I know I've seen this posted before but I can't seem to find it now and am trying to get my tax information into the accountant today. What rate should I be using to convert my US mutual funds capital gains into Canadian amounts for the 2011 Canadian taxes? I think i should be using the yearly avg amount as there was activity throughout the year. Thanks for any help you can give.


----------



## Bevdeforges (Nov 16, 2007)

Don't know what rate the Canadian tax authority wants you to use. The US says average exchange rate is fine "assuming transactions were conducted throughout the year." Should probably work for the Canadians as well.

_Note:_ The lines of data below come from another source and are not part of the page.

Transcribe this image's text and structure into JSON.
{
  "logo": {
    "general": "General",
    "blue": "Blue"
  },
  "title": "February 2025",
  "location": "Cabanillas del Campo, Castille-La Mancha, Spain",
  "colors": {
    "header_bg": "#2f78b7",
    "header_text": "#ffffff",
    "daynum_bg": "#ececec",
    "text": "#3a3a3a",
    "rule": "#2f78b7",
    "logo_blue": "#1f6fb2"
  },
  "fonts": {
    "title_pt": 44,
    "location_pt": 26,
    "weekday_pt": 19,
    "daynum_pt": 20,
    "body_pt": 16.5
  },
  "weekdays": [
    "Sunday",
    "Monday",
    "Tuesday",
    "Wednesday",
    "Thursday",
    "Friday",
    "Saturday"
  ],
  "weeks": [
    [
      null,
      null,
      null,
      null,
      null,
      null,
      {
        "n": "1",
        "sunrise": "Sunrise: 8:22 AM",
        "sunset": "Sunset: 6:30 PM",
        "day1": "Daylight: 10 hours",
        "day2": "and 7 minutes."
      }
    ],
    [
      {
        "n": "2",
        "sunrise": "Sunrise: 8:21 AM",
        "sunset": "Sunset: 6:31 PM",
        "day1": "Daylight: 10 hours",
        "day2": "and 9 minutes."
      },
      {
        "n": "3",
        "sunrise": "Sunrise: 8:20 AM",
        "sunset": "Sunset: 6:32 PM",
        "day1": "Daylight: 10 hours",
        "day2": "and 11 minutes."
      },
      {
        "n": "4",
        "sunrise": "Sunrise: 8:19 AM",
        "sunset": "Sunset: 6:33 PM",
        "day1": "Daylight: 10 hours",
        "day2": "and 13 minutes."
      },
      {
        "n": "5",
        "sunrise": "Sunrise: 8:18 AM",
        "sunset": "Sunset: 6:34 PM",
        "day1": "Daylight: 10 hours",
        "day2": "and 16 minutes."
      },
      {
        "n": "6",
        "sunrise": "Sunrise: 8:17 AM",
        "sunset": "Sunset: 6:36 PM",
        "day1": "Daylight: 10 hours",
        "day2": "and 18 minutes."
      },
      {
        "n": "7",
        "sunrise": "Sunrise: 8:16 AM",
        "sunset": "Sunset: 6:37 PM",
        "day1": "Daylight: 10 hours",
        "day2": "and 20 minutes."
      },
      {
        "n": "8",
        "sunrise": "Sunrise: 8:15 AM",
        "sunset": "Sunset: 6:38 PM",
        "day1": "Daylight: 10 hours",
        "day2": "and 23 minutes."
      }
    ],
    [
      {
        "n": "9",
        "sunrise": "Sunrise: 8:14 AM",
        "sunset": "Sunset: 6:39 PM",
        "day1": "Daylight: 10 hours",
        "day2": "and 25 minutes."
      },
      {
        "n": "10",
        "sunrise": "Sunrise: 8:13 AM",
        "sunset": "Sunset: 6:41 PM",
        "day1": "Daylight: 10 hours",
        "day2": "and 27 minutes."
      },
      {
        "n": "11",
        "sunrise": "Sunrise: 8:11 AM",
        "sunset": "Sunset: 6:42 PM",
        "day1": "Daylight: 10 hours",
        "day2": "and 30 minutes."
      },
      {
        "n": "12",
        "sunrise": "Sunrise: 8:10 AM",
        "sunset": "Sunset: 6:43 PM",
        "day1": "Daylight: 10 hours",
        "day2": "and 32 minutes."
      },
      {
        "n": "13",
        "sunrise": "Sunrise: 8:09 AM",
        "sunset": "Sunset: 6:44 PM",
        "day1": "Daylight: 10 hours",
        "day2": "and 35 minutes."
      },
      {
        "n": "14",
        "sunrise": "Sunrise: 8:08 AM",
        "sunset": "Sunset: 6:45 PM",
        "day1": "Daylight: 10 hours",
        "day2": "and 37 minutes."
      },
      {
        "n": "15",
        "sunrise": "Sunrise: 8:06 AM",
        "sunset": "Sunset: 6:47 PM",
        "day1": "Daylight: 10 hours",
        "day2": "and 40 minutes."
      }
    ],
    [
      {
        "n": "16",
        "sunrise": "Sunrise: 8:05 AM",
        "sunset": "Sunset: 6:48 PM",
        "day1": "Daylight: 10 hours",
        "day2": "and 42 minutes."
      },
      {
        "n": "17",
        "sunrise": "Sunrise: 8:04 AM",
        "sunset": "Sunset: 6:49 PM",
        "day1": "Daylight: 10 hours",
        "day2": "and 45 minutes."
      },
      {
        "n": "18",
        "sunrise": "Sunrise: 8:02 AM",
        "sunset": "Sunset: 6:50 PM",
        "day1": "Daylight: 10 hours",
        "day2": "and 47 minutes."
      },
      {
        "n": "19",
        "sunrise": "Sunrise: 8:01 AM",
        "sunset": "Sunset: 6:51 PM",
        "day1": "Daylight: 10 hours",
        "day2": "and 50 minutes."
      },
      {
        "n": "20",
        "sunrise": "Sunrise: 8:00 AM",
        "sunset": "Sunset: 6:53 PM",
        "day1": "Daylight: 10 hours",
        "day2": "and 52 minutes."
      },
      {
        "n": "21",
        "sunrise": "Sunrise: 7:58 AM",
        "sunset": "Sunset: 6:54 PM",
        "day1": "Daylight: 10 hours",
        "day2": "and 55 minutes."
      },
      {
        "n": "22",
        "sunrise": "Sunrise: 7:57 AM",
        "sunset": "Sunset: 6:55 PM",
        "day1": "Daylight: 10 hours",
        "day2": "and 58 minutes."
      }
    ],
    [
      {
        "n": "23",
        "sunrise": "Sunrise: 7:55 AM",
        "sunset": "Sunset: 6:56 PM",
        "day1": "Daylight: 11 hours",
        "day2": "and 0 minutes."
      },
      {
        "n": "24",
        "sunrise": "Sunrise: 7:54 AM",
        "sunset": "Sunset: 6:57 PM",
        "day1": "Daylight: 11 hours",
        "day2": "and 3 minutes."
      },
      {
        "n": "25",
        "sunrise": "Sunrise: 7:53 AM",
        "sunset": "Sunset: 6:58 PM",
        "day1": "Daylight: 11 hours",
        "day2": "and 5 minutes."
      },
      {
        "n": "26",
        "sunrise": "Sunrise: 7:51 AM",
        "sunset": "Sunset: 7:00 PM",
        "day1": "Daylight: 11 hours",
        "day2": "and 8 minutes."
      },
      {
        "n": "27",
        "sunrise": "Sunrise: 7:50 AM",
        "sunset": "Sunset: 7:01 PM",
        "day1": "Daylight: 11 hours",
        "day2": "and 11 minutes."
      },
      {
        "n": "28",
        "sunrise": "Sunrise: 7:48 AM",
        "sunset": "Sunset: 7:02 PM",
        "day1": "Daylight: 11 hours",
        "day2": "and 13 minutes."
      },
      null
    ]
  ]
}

Ideally, you would use the spot rate on the dates of the specific transactions, but no tax authority I know of actually expects you to do that except if there is a big change in rates over the year, or a very limited number of large transactions subject to "unusual" spot rates.
Cheers,
Bev


----------



## Yelyac (Nov 21, 2011)

Could you tell me what the exchange rate is or point me in the right direction to find it? Thanks.


----------



## siobhanwf (Mar 20, 2009)

XE - The World's Favorite Currency and Foreign Exchange Site perhaps


----------



## Bevdeforges (Nov 16, 2007)

This is the IRS table of exchange rates for the last few years. Yearly Average Currency Exchange Rates
Cheers,
Bev


----------



## siobhanwf (Mar 20, 2009)

Bevdeforges said:


> This is the IRS table of exchange rates for the last few years. Yearly Average Currency Exchange Rates
> Cheers,
> Bev


Thanks for that link Bev.


----------